Par cette thématique, Kingsolver montre la force des dogmes sur lesquels est fondée la nation américaine. La revendication contemporaine à une éducation scientifique basée sur le créationnisme prouve que cette polémique reste actuelle. Cette communauté fondée sur une utopie moralisatrice se permet pourtant quelques audaces : la ville a accueilli la première école pour enfants handicapés de l'État et a été une des premières à permettre le vote des femmes. Mais ces timides avancées sont anecdotiques : l’interprétation littérale de la Bible justifiait une société très hiérarchisée et les libertés que les puissants s’autorisaient, en particulier dans la conduite de leurs affaires, renforçaient cet ordre social.
La vie de Willa Knox, dans la même propriété de Vineland en 2016, est affranchie de la pression des conventions sociales. Membre de la Middle class, elle n'en subit pas moins les paradoxes de la société étasunienne. Le South Jersey a profondément changé avec les courants migratoires récents, mais le récit constitutif du rêve américain y a toujours cours. En fond sonore, la campagne présidentielle qui martèle la grandeur de l'Amérique souligne le décalage entre le mythe et la réalité. Par l'entremise du personnage de Nick, le beau-père de Willa, Kingsolver souligne les singularités du système de santé et le poids d'une propagande qui assimile le recours aux assurances publiques à la déchéance.
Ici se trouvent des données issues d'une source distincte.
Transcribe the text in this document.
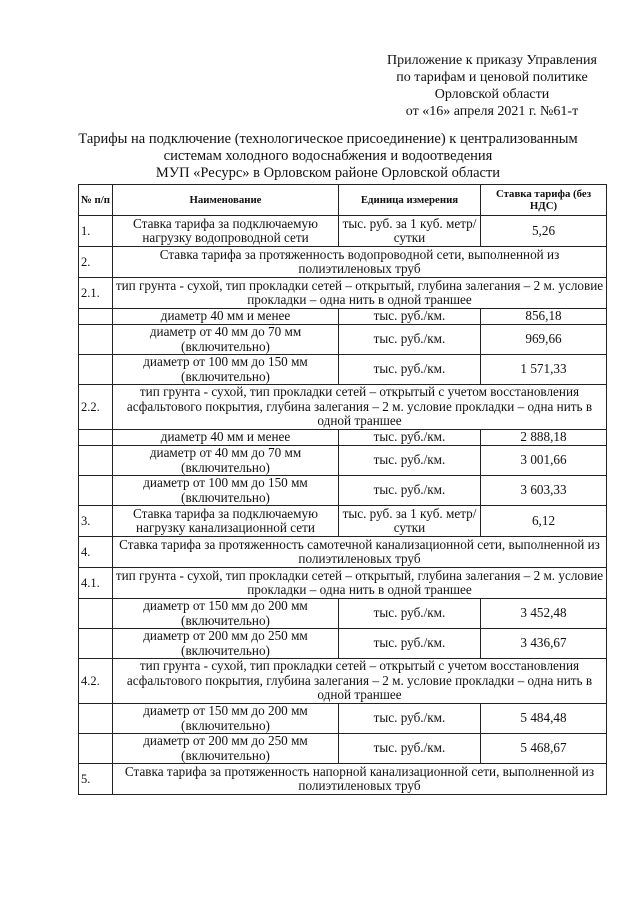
Приложение к приказу Управления
по тарифам и ценовой политике
Орловской области
от «16» апреля 2021 г. №61-т
Тарифы на подключение (технологическое присоединение) к централизованным
системам холодного водоснабжения и водоотведения
МУП «Ресурс» в Орловском районе Орловской области
№ п/п	Наименование	Единица измерения	Ставка тарифа (без НДС)
1.	Ставка тарифа за подключаемую нагрузку водопроводной сети	тыс. руб. за 1 куб. метр/сутки	5,26
2.	Ставка тарифа за протяженность водопроводной сети, выполненной из полиэтиленовых труб		
2.1.	тип грунта - сухой, тип прокладки сетей – открытый, глубина залегания – 2 м. условие прокладки – одна нить в одной траншее		
	диаметр 40 мм и менее	тыс. руб./км.	856,18
	диаметр от 40 мм до 70 мм (включительно)	тыс. руб./км.	969,66
	диаметр от 100 мм до 150 мм (включительно)	тыс. руб./км.	1 571,33
2.2.	тип грунта - сухой, тип прокладки сетей – открытый с учетом восстановления асфальтового покрытия, глубина залегания – 2 м. условие прокладки – одна нить в одной траншее		
	диаметр 40 мм и менее	тыс. руб./км.	2 888,18
	диаметр от 40 мм до 70 мм (включительно)	тыс. руб./км.	3 001,66
	диаметр от 100 мм до 150 мм (включительно)	тыс. руб./км.	3 603,33
3.	Ставка тарифа за подключаемую нагрузку канализационной сети	тыс. руб. за 1 куб. метр/сутки	6,12
4.	Ставка тарифа за протяженность самотечной канализационной сети, выполненной из полиэтиленовых труб		
4.1.	тип грунта - сухой, тип прокладки сетей – открытый, глубина залегания – 2 м. условие прокладки – одна нить в одной траншее		
	диаметр от 150 мм до 200 мм (включительно)	тыс. руб./км.	3 452,48
	диаметр от 200 мм до 250 мм (включительно)	тыс. руб./км.	3 436,67
4.2.	тип грунта - сухой, тип прокладки сетей – открытый с учетом восстановления асфальтового покрытия, глубина залегания – 2 м. условие прокладки – одна нить в одной траншее		
	диаметр от 150 мм до 200 мм (включительно)	тыс. руб./км.	5 484,48
	диаметр от 200 мм до 250 мм (включительно)	тыс. руб./км.	5 468,67
5.	Ставка тарифа за протяженность напорной канализационной сети, выполненной из полиэтиленовых труб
«Ton talk-show ne va pas être ma tasse de thé», l’avertit-elle. Elle savait ce [que Nick] voulait : des commentateurs d'une arrogance obscène qui se feraient un plaisir de dénigrer toute forme de pensée progressiste, aiguillonnés par des auditeurs qui enrageaient contre les aides sociales modernes, même les plus basiques. Sans parler du mariage gay, certaines de ces personnes semblaient révoltées que leurs gosses fréquentent des écoles pratiquant l'intégration raciale. L'idée qu’un homme non blanc soit aux commandes de leur grande nation les révulsait au plus haut point. Et ils n'étaient probablement pas complètement acquis au droit de vote des femmes. Ces auditeurs s’accrochaient à une vision de l'Amérique vieille de cent ans, et Willa préférait oublier que de telles personnes existaient.

p. 131

Le titre français "Des vies à découvert” se rapporte tant à la précarité économique de Thatcher ou de Willa qu'à la menace d'écroulement de leur maison. L'original “Unsheltered” y ajoute l'idée d'un manque de sécurité. Deux protagonistes jouent un rôle essentiel dans le roman Mary Treat et Tig, la fille de Willa. Personnages féminins dans une société patriarcale, elles incarnent la rupture avec leur époque. Si la première peut symboliser le progrès, la seconde remet en cause la dictature de la réussite et ses conséquences sur l'environnement. L'engagement de Tig fait sens dans une région qui panse les plaies de l'ouragan Sandy.

Je suppose que c'est dans notre nature, dit-elle finalement, Quand les hommes craignent de perdre ce qu'ils connaissent, ils suivraient n'importe quel tyran qui leur promet de restaurer l’ordre ancien.

p. 262

Kingsolver relève avec finesse la difficulté à remettre en question le système qui a modelé sa propre vie. Mais en présentant Tig en femme dévouée et généreuse, elle marque sa confiance en un modèle alternatif. Si la prééminence conservatrice met fin au rêve de Thatcher, elle n'empêche pas une évolution de la société puisque le monde de Willa a pu advenir, une époque qui produit sa propre inertie et ses désagréments. Si l'on suit la romancière, les combats d'aujourd'hui porteront leurs fruits malgré les défaites subies.